Psychosis in Pregnancy and the Postpartum: Webinar with dr. Marie Brown
Event Information
About this event
For everyone interested in feminist, psychosocial and psychonanalytic perspectives on psychosis during and after pregnancy, on Friday May 13th (in the international 'maternal mental health' month) the working group 'Te Gekke Moeders' (Mad Mothers) organizes in collaboration with the Dutch 'Foundation for Psychiatry and Philosophy' (Stichting Psychiatrie en Filosofie) and ISPS The Netherlands-Flanders a webinar with dr. Marie Brown.
Dr. Marie Brown is a clinical psychologist, former vice-president of ISPS-US, and co-founder of the Hearing Voices Netwerk NYC. Marie Brown edited Women & Psychosis: Multidisciplinary Perspectives (2019), Women and the Psychosocial Construction of Madness (2020), and Emancipatory Perspectives on Madness: Psychological, Social, and Spiritual Dimensions (2020). In the first-mentioned book she authored the chapter on postpartum psychosis titled 'Snakes in the crib'. Furthermore Brown authored many research articles and chapters on related topics. At the moment she is working on a book on psychosis and the female fertility cycle for the book series 'Women & Psychology'.
Marie Brown herself about her lecture:
Biomedical assumptions locate the source of postpartum psychosis within women’s bodies, suggesting that the physiological changes of childbirth 'cause' psychosis. Furthermore, 'master narratives' on postpartum psychosis emphasize risk and danger.
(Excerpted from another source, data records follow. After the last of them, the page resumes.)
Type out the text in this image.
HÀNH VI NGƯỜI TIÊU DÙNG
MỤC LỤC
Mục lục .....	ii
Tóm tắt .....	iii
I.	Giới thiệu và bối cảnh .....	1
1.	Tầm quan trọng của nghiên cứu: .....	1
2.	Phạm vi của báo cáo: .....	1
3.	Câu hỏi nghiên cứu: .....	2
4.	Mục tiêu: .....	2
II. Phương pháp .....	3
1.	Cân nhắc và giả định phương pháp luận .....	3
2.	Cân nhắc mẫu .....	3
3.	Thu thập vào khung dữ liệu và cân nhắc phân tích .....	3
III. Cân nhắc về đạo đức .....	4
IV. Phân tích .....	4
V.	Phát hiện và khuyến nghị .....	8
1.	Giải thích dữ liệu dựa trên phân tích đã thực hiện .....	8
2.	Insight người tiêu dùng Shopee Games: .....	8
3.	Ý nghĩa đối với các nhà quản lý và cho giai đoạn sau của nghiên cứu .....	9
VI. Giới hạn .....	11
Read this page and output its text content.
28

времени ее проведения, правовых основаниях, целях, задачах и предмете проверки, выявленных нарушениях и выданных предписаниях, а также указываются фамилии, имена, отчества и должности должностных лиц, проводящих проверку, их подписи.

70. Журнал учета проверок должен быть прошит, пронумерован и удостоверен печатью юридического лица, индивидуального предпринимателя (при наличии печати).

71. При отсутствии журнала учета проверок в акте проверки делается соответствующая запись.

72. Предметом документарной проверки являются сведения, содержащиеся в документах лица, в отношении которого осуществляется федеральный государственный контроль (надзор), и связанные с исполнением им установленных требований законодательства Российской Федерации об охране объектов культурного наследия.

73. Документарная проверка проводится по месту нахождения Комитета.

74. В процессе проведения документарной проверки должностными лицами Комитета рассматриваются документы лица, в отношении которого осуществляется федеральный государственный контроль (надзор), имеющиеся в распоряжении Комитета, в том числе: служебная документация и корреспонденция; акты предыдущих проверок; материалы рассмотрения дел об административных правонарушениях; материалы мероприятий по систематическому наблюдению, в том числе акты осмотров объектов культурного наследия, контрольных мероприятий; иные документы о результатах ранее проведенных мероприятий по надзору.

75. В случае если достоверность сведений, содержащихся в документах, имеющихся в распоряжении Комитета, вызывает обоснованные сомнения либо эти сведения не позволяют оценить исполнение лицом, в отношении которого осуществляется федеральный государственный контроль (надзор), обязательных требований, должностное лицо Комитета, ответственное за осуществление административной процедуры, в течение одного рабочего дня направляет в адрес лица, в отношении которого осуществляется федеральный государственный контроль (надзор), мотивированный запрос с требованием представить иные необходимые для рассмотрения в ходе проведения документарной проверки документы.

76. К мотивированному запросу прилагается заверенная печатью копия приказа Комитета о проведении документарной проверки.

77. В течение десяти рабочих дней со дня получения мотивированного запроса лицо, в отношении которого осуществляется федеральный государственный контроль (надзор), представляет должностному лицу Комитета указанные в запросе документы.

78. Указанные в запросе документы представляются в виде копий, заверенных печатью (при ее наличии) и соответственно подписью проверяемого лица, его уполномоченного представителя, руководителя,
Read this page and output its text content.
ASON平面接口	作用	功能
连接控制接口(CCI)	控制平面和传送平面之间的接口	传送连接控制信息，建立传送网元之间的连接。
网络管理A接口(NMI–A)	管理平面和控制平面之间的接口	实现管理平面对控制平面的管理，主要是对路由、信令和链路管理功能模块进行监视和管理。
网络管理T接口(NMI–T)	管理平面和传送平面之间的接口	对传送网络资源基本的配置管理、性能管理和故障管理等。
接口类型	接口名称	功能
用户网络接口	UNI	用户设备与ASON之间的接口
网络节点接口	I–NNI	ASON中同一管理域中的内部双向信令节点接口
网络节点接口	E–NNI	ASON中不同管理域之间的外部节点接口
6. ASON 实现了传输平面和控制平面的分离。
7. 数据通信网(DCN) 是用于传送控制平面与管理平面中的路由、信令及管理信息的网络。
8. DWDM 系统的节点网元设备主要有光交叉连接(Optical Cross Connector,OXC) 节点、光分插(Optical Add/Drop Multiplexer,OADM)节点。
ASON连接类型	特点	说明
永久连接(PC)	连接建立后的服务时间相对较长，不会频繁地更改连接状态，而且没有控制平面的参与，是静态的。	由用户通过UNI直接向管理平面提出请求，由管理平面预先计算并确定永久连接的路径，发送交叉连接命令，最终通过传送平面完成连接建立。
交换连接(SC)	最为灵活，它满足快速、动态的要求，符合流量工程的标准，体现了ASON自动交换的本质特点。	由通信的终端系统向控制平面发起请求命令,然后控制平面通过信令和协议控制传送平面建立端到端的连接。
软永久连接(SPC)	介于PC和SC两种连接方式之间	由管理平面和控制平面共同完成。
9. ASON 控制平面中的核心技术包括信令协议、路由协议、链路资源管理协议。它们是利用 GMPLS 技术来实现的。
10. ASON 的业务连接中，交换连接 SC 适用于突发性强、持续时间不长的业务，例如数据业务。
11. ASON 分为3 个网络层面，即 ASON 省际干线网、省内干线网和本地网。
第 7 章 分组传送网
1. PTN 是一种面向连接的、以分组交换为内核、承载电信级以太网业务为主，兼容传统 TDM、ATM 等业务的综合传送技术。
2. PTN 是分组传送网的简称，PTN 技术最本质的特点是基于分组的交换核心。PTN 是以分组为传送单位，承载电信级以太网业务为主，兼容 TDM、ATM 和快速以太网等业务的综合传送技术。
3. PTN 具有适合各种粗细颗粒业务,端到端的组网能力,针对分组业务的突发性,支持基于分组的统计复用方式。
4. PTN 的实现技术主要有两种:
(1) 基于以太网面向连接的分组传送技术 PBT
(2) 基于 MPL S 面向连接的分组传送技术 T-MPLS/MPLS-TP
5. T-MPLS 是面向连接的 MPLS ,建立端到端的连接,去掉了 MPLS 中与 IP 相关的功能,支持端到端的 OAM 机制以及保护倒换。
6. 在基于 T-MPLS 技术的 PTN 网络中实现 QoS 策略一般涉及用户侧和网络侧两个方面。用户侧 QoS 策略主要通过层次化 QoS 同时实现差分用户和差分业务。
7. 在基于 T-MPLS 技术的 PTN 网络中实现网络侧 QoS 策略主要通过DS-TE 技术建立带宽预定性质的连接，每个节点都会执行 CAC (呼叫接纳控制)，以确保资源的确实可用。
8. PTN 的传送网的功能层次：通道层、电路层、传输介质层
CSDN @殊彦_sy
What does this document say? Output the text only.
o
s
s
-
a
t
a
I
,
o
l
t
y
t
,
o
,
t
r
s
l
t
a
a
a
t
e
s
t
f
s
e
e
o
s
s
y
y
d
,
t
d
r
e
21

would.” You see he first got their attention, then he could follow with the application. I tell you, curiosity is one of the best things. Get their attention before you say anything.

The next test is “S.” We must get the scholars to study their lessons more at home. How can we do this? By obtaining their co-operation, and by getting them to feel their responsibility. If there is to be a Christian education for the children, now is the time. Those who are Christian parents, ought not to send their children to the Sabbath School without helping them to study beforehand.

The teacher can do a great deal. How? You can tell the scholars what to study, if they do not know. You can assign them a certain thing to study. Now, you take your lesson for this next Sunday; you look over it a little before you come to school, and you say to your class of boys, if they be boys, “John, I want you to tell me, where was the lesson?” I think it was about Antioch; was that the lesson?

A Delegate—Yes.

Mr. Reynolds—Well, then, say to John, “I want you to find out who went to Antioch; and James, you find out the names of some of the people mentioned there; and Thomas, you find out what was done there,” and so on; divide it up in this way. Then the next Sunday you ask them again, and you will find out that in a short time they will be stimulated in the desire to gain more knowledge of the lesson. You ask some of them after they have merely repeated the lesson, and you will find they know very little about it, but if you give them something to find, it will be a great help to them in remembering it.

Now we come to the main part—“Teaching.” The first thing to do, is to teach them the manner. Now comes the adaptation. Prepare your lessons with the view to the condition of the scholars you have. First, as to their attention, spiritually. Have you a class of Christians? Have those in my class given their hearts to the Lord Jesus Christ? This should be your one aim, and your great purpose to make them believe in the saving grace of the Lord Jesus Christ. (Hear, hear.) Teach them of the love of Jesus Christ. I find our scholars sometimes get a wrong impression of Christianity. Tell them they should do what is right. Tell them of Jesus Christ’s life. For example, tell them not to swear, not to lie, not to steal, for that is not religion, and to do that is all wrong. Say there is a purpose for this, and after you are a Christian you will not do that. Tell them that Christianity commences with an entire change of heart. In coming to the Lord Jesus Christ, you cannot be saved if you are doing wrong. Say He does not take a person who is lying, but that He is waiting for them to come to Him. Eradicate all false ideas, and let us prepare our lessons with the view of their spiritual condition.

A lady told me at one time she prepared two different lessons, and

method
Feminist psychology has long critiqued biomedical explanations for women’s suffering (e.g. postnatal depression, PMS), as these frameworks obfuscate the role of socio-political and cultural oppression in women’s lives and cast the female body as inherently unstable (and therefore inferior to the male body). Similarly, critical voices within the 'psy' professions have challenged discriminatory notions of psychosis as equated with 'dangerousness' and 'violence'.
In keeping with these traditions, this talk will present a psychosocial and feminist critique of dominant narratives of postpartum psychosis. Postpartum psychosis will be understood as existing on a continuum with the radical changes that all women undergo during pregnancy and birth as they renegotiate their experience of themselves, their relationships to others, and to the world.
Postpartum psychosis is an experience that leads us to ask: how can one become a mother under patriarchal oppression?